Spahn zufrieden mit Finanzierung von Start-ups durch Kassen
Der rechtliche Rahmen für die Digitalisierung im Gesundheitswesen ist gesetzt. Jetzt kommt es darauf an, „was wir daraus machen“, sagt Dr. jur. Ralf Kantak, Vorsitzender des PKV-Verbandes. Die PKV sieht er als Innovator im dualen Krankenversicherungssystem. Beispiel: der PKV-eigene Venture Capital Fonds „heal capital“. Innerhalb weniger Wochen sei es gelungen, über 80 Mio. Euro zu mobilisieren; das Zielvolumen betrage 100 Mio. Euro.
Mit dem Geld wollen die Investoren digitale Innovationen fördern, damit diese schneller in die Versorgung kommen. Das betrifft z.B. Gesundheits-Apps, die Menschen mit chronischen Erkrankungen begleiten, digitale Angeboten, die Patienten in der Prävention oder Arzneitherapie unterstützen sowie telemedizinische Angebote, die den Zugang zu ärztlicher Versorgung fernab der großen Zentren erleichtern. Die neuen Möglichkeiten könne man noch gar nicht erahnen, glaubt Kantak.

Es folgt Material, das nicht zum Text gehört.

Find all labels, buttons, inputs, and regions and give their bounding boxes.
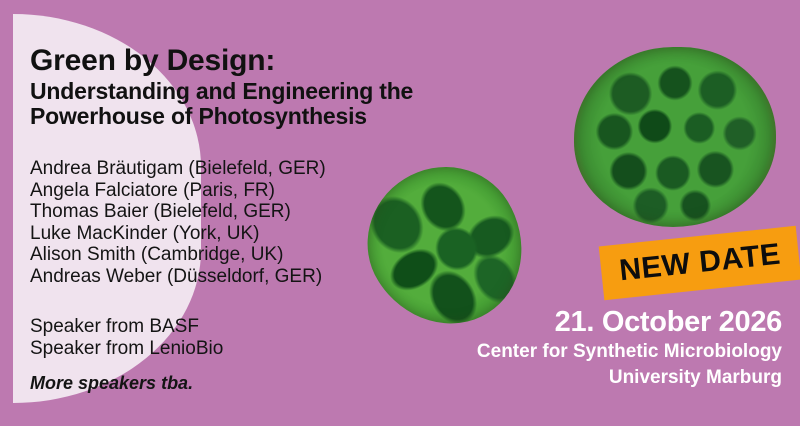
list-item: Andreas Weber (Düsseldorf, GER) xyxy=(30,266,460,288)
list-item: Andrea Bräutigam (Bielefeld, GER) xyxy=(30,158,460,180)
more-speakers-note: More speakers tba. xyxy=(30,373,193,394)
speaker-list: Andrea Bräutigam (Bielefeld, GER) Angela… xyxy=(30,158,460,287)
title-line-1: Green by Design: xyxy=(30,46,550,76)
new-date-badge: NEW DATE xyxy=(599,226,800,300)
title-line-2: Understanding and Engineering the xyxy=(30,80,550,103)
event-venue-line-2: University Marburg xyxy=(362,365,782,391)
poster-canvas: Green by Design: Understanding and Engin… xyxy=(0,0,800,426)
new-date-badge-label: NEW DATE xyxy=(618,238,782,289)
event-date: 21. October 2026 xyxy=(362,305,782,339)
event-details: 21. October 2026 Center for Synthetic Mi… xyxy=(362,305,782,391)
list-item: Angela Falciatore (Paris, FR) xyxy=(30,180,460,202)
title-line-3: Powerhouse of Photosynthesis xyxy=(30,105,550,128)
event-venue-line-1: Center for Synthetic Microbiology xyxy=(362,339,782,365)
list-item: Luke MacKinder (York, UK) xyxy=(30,223,460,245)
page-title: Green by Design: Understanding and Engin… xyxy=(30,46,550,128)
list-item: Alison Smith (Cambridge, UK) xyxy=(30,244,460,266)
algae-cell-large-icon xyxy=(574,47,776,227)
algae-cell-large-body xyxy=(574,47,776,227)
list-item: Thomas Baier (Bielefeld, GER) xyxy=(30,201,460,223)
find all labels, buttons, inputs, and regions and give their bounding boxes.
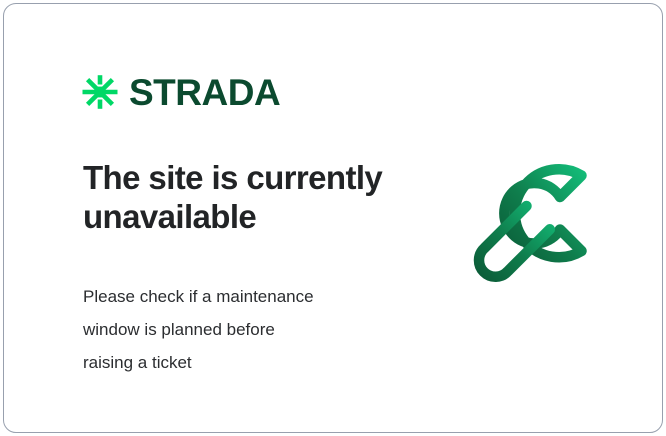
message-block: The site is currently unavailable Please… — [83, 159, 423, 379]
status-card: STRADA The site is currently unavailable… — [3, 3, 663, 433]
page-title: The site is currently unavailable — [83, 159, 423, 237]
wrench-icon — [456, 154, 624, 322]
page-description: Please check if a maintenance window is … — [83, 237, 423, 379]
brand-logo-lockup: STRADA — [80, 72, 280, 112]
status-page: STRADA The site is currently unavailable… — [0, 0, 666, 436]
brand-wordmark: STRADA — [129, 74, 280, 111]
asterisk-star-icon — [80, 72, 120, 112]
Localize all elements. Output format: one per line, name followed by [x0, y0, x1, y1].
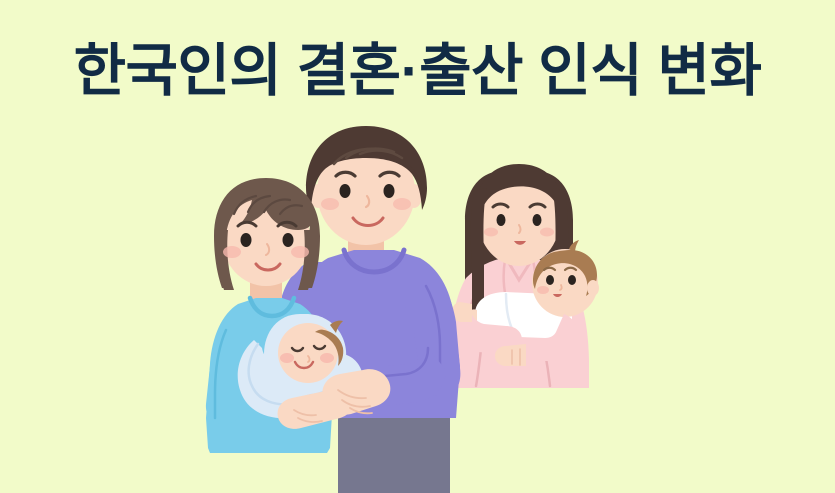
man-pants — [338, 413, 450, 493]
page-title: 한국인의 결혼·출산 인식 변화 — [0, 38, 835, 104]
man-eye-right — [384, 184, 395, 198]
figure-woman-in-pink — [449, 118, 693, 393]
baby-white-eye-left — [546, 275, 554, 285]
blue-woman-eye-left — [241, 233, 252, 247]
pink-woman-eye-right — [533, 214, 542, 226]
family-with-babies-illustration — [188, 118, 693, 493]
blue-woman-eye-right — [283, 233, 294, 247]
baby-white-eye-right — [568, 275, 576, 285]
man-eye-left — [340, 184, 351, 198]
poster-card: 한국인의 결혼·출산 인식 변화 — [0, 0, 835, 493]
pink-woman-eye-left — [497, 214, 506, 226]
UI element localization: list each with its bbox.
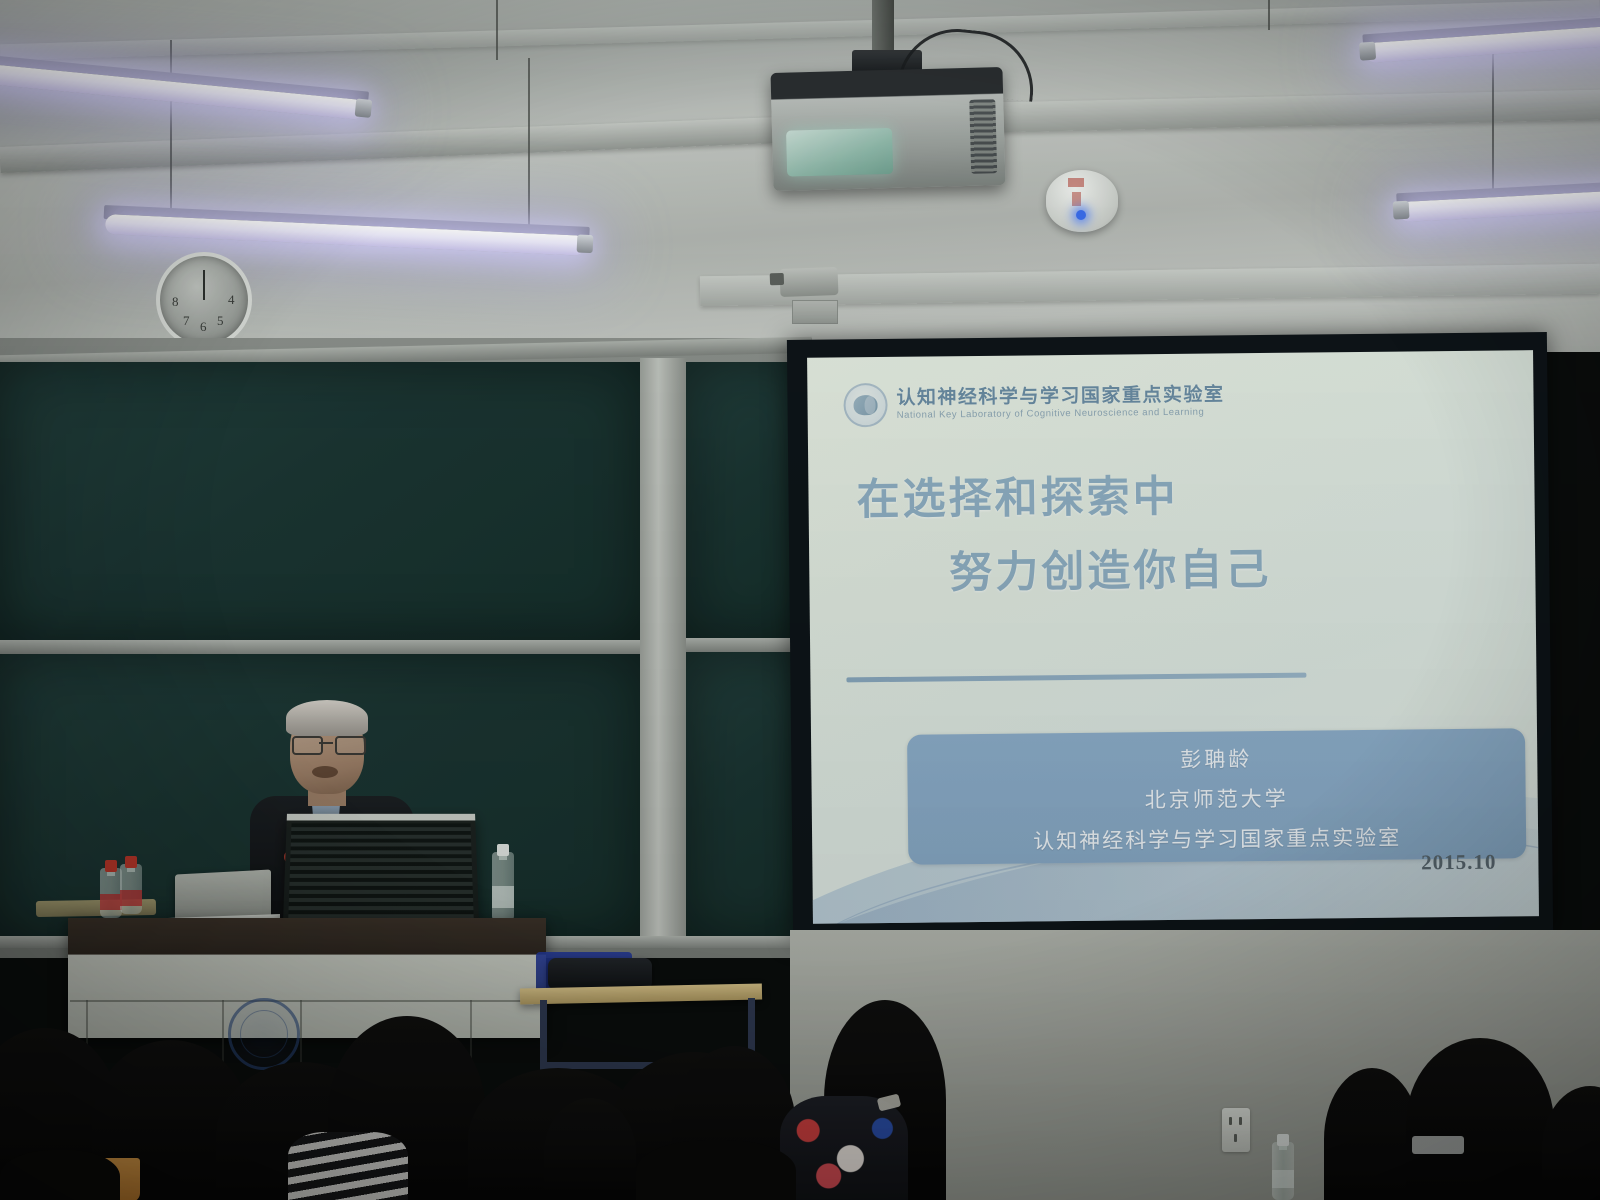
audience-shirt-collar: [1412, 1136, 1464, 1154]
speaker-hair: [286, 700, 368, 736]
podium-desk: [68, 918, 546, 1038]
bottle-label: [120, 890, 142, 906]
slide-title: 在选择和探索中 努力创造你自己: [808, 458, 1535, 602]
glasses-icon: [292, 736, 362, 751]
ceiling-beam: [980, 89, 1600, 132]
blackboard-divider-vertical: [640, 358, 686, 944]
blackboard-rail-middle: [0, 640, 640, 654]
podium-monitor[interactable]: [283, 814, 479, 925]
lecture-hall-photo: 8 7 6 5 4: [0, 0, 1600, 1200]
wall-outlet: [1222, 1108, 1250, 1152]
bottle-cap: [105, 860, 117, 872]
brain-circle-logo-icon: [843, 383, 887, 427]
clock-numeral: 4: [228, 292, 235, 308]
detector-marking: [1068, 178, 1084, 187]
light-suspension-wire: [496, 0, 498, 60]
slide-title-line1: 在选择和探索中: [808, 458, 1535, 528]
sensor-nub: [770, 273, 784, 285]
projector-lens: [786, 128, 893, 177]
brain-shape-icon: [853, 395, 877, 415]
glasses-bridge: [319, 742, 333, 744]
water-bottle: [492, 840, 514, 922]
wall-clock: 8 7 6 5 4: [156, 252, 252, 348]
detector-marking: [1072, 192, 1081, 206]
water-bottle: [100, 856, 122, 918]
light-suspension-wire: [1268, 0, 1270, 30]
ceiling-beam: [0, 117, 780, 173]
blackboard-panel-upper-left: [0, 362, 640, 640]
outlet-slot: [1229, 1117, 1232, 1125]
bottle-cap: [497, 844, 509, 856]
audience-head: [1406, 1038, 1554, 1200]
glasses-lens: [292, 736, 323, 755]
audience-head: [544, 1098, 636, 1200]
outlet-slot: [1234, 1134, 1237, 1142]
bottle-label: [492, 886, 514, 908]
author-name: 彭聃龄: [907, 740, 1525, 776]
projector-vent: [969, 99, 997, 174]
podium-panel-seam: [70, 1000, 540, 1002]
slide-title-line2: 努力创造你自己: [809, 532, 1536, 602]
lab-name-cn: 认知神经科学与学习国家重点实验室: [896, 385, 1224, 408]
slide-date: 2015.10: [1421, 850, 1497, 876]
clock-numeral: 7: [183, 313, 190, 329]
slide-divider-rule: [846, 673, 1306, 683]
light-suspension-wire: [1492, 38, 1494, 198]
clock-numeral: 6: [200, 319, 207, 335]
presentation-slide: 认知神经科学与学习国家重点实验室 National Key Laboratory…: [807, 350, 1539, 924]
clock-numeral: 5: [217, 313, 224, 329]
light-suspension-wire: [528, 58, 530, 228]
bottle-cap: [125, 856, 137, 868]
smoke-detector: [1046, 170, 1118, 232]
bottle-label: [1272, 1170, 1294, 1188]
light-endcap: [1359, 42, 1376, 61]
audience-striped-shirt: [288, 1132, 408, 1200]
projection-screen: 认知神经科学与学习国家重点实验室 National Key Laboratory…: [787, 332, 1553, 940]
audience-floral-top: [780, 1096, 908, 1200]
author-organization: 北京师范大学: [908, 780, 1526, 816]
clock-numeral: 8: [172, 294, 179, 310]
detector-led-icon: [1076, 210, 1086, 220]
ceiling-bracket-sensor: [780, 267, 839, 297]
slide-lab-header: 认知神经科学与学习国家重点实验室 National Key Laboratory…: [843, 379, 1224, 427]
light-suspension-wire: [170, 40, 172, 220]
water-bottle: [1272, 1130, 1294, 1200]
glasses-lens: [335, 736, 366, 755]
outlet-slot: [1239, 1117, 1242, 1125]
bottle-cap: [1277, 1134, 1289, 1146]
audience-shoulder: [636, 1140, 796, 1200]
ceiling-projector: [770, 67, 1005, 191]
speaker-mouth: [312, 766, 338, 778]
light-endcap: [355, 98, 373, 117]
slide-author-box: 彭聃龄 北京师范大学 认知神经科学与学习国家重点实验室: [907, 728, 1526, 864]
university-seal-icon: [228, 998, 300, 1070]
water-bottle: [120, 852, 142, 914]
light-endcap: [577, 234, 594, 253]
monitor-grille: [288, 823, 474, 921]
bottle-label: [100, 894, 122, 910]
lab-name-en: National Key Laboratory of Cognitive Neu…: [897, 407, 1225, 421]
wall-plate: [792, 300, 838, 324]
audience-shoulder: [0, 1150, 120, 1200]
light-endcap: [1393, 201, 1410, 220]
desk-leg: [540, 1000, 547, 1070]
clock-minute-hand: [203, 270, 205, 300]
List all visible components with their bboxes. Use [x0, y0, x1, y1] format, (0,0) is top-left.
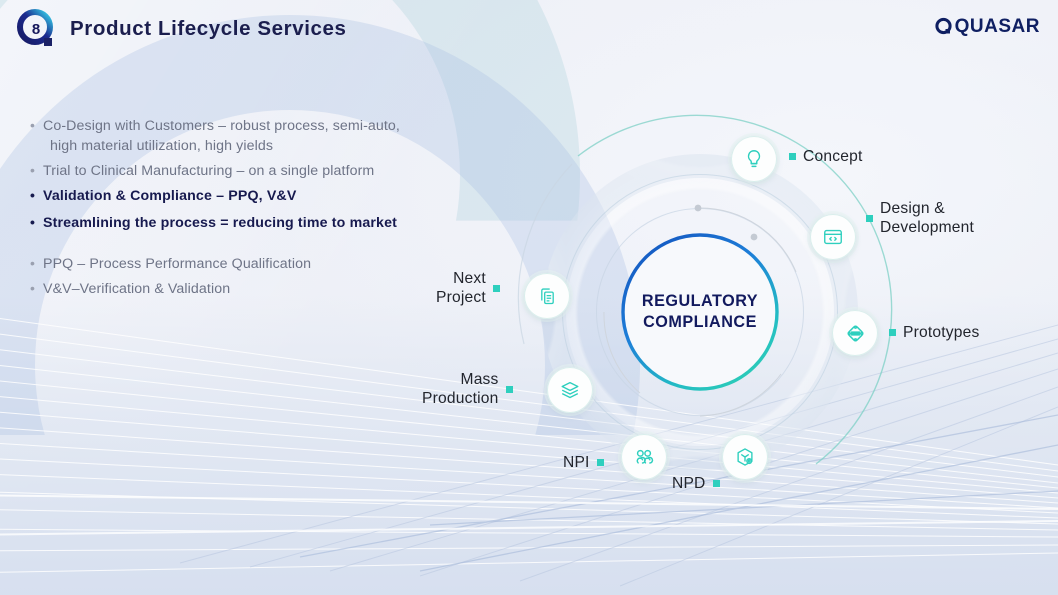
label-text: Design & Development	[880, 199, 974, 237]
bullet-text-line1: Validation & Compliance – PPQ, V&V	[43, 186, 500, 206]
bullet-dot: •	[30, 213, 43, 233]
label-square-icon	[506, 386, 513, 393]
bullet-spacer	[30, 239, 500, 254]
footnote-item: • PPQ – Process Performance Qualificatio…	[30, 254, 500, 274]
bullet-item: • Validation & Compliance – PPQ, V&V	[30, 186, 500, 206]
bullet-dot: •	[30, 161, 43, 181]
node-npi[interactable]	[618, 431, 670, 483]
label-npd: NPD	[672, 474, 720, 493]
lifecycle-diagram: REGULATORY COMPLIANCE	[500, 112, 900, 512]
bullet-dot: •	[30, 254, 43, 274]
footnote-item: • V&V–Verification & Validation	[30, 279, 500, 299]
bullet-dot: •	[30, 186, 43, 206]
node-next-project[interactable]	[521, 270, 573, 322]
bullet-text-line1: Streamlining the process = reducing time…	[43, 213, 500, 233]
label-square-icon	[597, 459, 604, 466]
label-text: Next Project	[436, 269, 486, 307]
node-concept[interactable]	[728, 133, 780, 185]
center-circle: REGULATORY COMPLIANCE	[618, 230, 782, 394]
brand-logo-text: QUASAR	[955, 16, 1040, 38]
bullet-list: • Co-Design with Customers – robust proc…	[30, 116, 500, 304]
label-text: NPI	[563, 453, 590, 472]
center-label-line1: REGULATORY	[642, 291, 758, 312]
label-square-icon	[713, 480, 720, 487]
label-mass-production: Mass Production	[422, 370, 513, 408]
label-text-line1: Design &	[880, 200, 945, 217]
label-text: Prototypes	[903, 323, 980, 342]
slide-header: 8 Product Lifecycle Services QUASAR	[0, 0, 1058, 58]
documents-icon	[537, 286, 558, 307]
code-window-icon	[822, 226, 844, 248]
label-prototypes: Prototypes	[889, 323, 980, 342]
slide: 8 Product Lifecycle Services QUASAR • Co…	[0, 0, 1058, 595]
layers-icon	[559, 379, 581, 401]
node-npd[interactable]	[719, 431, 771, 483]
hexagon-cube-icon	[734, 446, 756, 468]
connector-dot	[695, 205, 702, 212]
page-title: Product Lifecycle Services	[70, 17, 347, 41]
label-square-icon	[889, 329, 896, 336]
label-square-icon	[493, 285, 500, 292]
center-label: REGULATORY COMPLIANCE	[618, 230, 782, 394]
slide-number-text: 8	[14, 7, 58, 51]
center-label-line2: COMPLIANCE	[643, 312, 757, 333]
bullet-item: • Trial to Clinical Manufacturing – on a…	[30, 161, 500, 181]
bullet-text-line1: Trial to Clinical Manufacturing – on a s…	[43, 161, 500, 181]
label-text: Concept	[803, 147, 862, 166]
node-design-development[interactable]	[807, 211, 859, 263]
node-mass-production[interactable]	[544, 364, 596, 416]
bullet-item: • Co-Design with Customers – robust proc…	[30, 116, 500, 156]
bullet-text-line2: high material utilization, high yields	[43, 136, 500, 156]
footnote-text: V&V–Verification & Validation	[43, 279, 500, 299]
bullet-text-line1: Co-Design with Customers – robust proces…	[43, 118, 400, 134]
label-text-line2: Production	[422, 390, 499, 407]
bullet-dot: •	[30, 279, 43, 299]
slide-number-badge: 8	[14, 7, 58, 51]
footnote-text: PPQ – Process Performance Qualification	[43, 254, 500, 274]
label-text-line1: Next	[453, 270, 486, 287]
label-npi: NPI	[563, 453, 604, 472]
label-text-line2: Development	[880, 219, 974, 236]
label-square-icon	[866, 215, 873, 222]
bullet-dot: •	[30, 116, 43, 156]
quasar-q-icon	[933, 16, 955, 38]
label-square-icon	[789, 153, 796, 160]
label-text-line2: Project	[436, 289, 486, 306]
label-next-project: Next Project	[436, 269, 500, 307]
circuit-chip-icon	[844, 322, 867, 345]
lightbulb-icon	[743, 148, 765, 170]
label-text: Mass Production	[422, 370, 499, 408]
label-text: NPD	[672, 474, 706, 493]
label-design-development: Design & Development	[866, 199, 974, 237]
label-text-line1: Mass	[461, 371, 499, 388]
bullet-item: • Streamlining the process = reducing ti…	[30, 213, 500, 233]
brand-logo: QUASAR	[933, 16, 1040, 38]
label-concept: Concept	[789, 147, 862, 166]
node-prototypes[interactable]	[829, 307, 881, 359]
four-circles-icon	[633, 446, 655, 468]
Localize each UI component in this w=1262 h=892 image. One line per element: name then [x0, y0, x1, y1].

Gesundheitsminister Spahn lobt die Initiative der Privaten. Man brauche „Wagniskapitalgeber“. Es sei notwendig, Erstgründer finanziell zu unterstützen, ggf. mehrfach. Sonst passiere es, dass das Geld aus dem Ausland komme und Start-ups abwanderten. Spahn sieht hier Unternehmen und Vorstände gefordert, inklusive in der gesetzlichen Krankenversicherung. GKV-Rücklagen von 20 Mrd. Euro machten das möglich.
Kapitalbeteiligungen der Krankenkassen sind erlaubt
Die Grundlage für Investitionen der Krankenkassen schafft das Digitale-Versorgung-Gesetz. Es gibt den Kassen die Möglichkeit, die Entwicklung digitaler Innovationen (digitale Medizinprodukte, künstliche Intelligenz, telemedizinische oder IT-gestützte Verfahren) zu fördern. Krankenkassen können dafür bis zu 2 % ihrer Finanzreserven in Kapitalbeteiligungen investieren.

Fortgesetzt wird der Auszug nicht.